Creating A One-Stop Shopping Experience

Add-on items can help multiply rentals.

How is your rental business viewed in your market area? Is it viewed as a "convenience store" or a complete rental center? These are very important questions to consider when many are making significant inventory purchasing decisions. Of course, you will use your missed rentals, utilization and other reports to help with the purchasing decisions, but it's wise to consider the answers to the above questions as well.

When selecting items for your rental business, answer this: "What items am I missing that would help the customer and help my bottom line?" The answer will depend on your unique market, your existing inventory, the training your employees receive and other factors that will help determine what makes financial sense to carry.

But, in the course of working with first-time clients, I'm noticing more and more rental businesses are missing rental items in their fleets that should be stocked to round out the "rental project approach" I preach. In some cases, many of their inventory departments are missing rental items that help to complete projects. In addition to identifying what "add-on rental items" are missing, it's important to find out what needs to be done to promote the rental of these items.

One possibility is that employees will need additional training to become better at suggestive selling add-on rental items as well as the related accessories and retail merchandise. Instead of just renting a solitary item to customers, it makes more sense to have employees become much more conditioned to view customer needs in terms of what add-ons will be needed to complete the project.

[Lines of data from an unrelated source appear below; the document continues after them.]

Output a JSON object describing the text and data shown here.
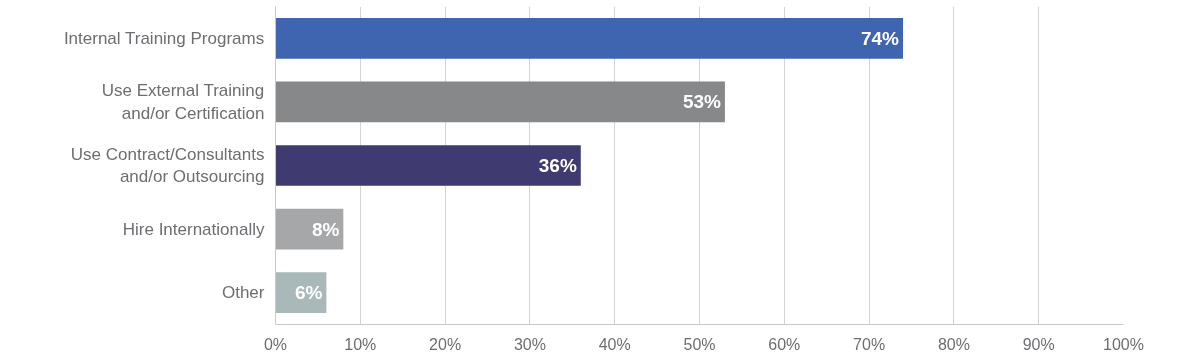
{
  "chart_data": {
    "type": "bar",
    "orientation": "horizontal",
    "categories": [
      "Internal Training Programs",
      "Use External Training\nand/or Certification",
      "Use Contract/Consultants\nand/or Outsourcing",
      "Hire Internationally",
      "Other"
    ],
    "values": [
      74,
      53,
      36,
      8,
      6
    ],
    "colors": [
      "#3f65b0",
      "#87888a",
      "#3f3a70",
      "#a6a7a9",
      "#a9b8b9"
    ],
    "xlim": [
      0,
      100
    ],
    "xticks": [
      {
        "value": 0,
        "label": "0%"
      },
      {
        "value": 10,
        "label": "10%"
      },
      {
        "value": 20,
        "label": "20%"
      },
      {
        "value": 30,
        "label": "30%"
      },
      {
        "value": 40,
        "label": "40%"
      },
      {
        "value": 50,
        "label": "50%"
      },
      {
        "value": 60,
        "label": "60%"
      },
      {
        "value": 70,
        "label": "70%"
      },
      {
        "value": 80,
        "label": "80%"
      },
      {
        "value": 90,
        "label": "90%"
      },
      {
        "value": 100,
        "label": "100%"
      }
    ],
    "value_labels": [
      "74%",
      "53%",
      "36%",
      "8%",
      "6%"
    ],
    "grid": "x"
  }
}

Here are a few questions that are important to answer:

  • How many times do your present customers rent or buy items to complete their projects from your competitors? It might be shocking to discover how often your customers are getting just one rental item from you and other rental items from your competitors the same day. It's possible that you even stock the items your competitors are supplying to your customer. So again, how do your customers view your company?
  • How familiar are your existing customers (as well as prospects) with the entire range of your offerings? Is it possible or likely that your employees are over-confident in their skill and success in promoting multiple rental items to customers?
  • Do you stock a wide enough range of items? Are you missing rental items needed to make your existing fleet even more successful than it is now? On the other hand, does it make more sense for your company to become more specialized in its offering?
  • Is your staff properly trained (beyond basic rental product knowledge) to take advantage of a more complete inventory and build add-on business? How does your training program differ from your competitors?

This subject of having the best mix of add-ons is related to the subject of making it easy for customers to do more business with you. But it's vital to remember that simply stocking the correct add-ons is useless if your employees don't know what to recommend and exactly how to recommend them.

So, make sure your staff is properly trained. One add-on rental item could be all it takes to make a frustrated one-time customer into a regular who would gladly recommend your business to others.

As everyone knows, every rental market area has its own unique characteristics so be sure to have an analysis done for your operation to help identify opportunities and the strategies that will help you to capitalize on them. Please don't just buy items "to give them a try."

Some of your slowest-moving rental items could start to really take off once they overcome the inertia of not getting the proper push and exposure. Remember, the goal is not just to get slow items to move faster but to make the fast items soar by having and promoting the key items needed to successfully, efficiently— and safely — complete projects.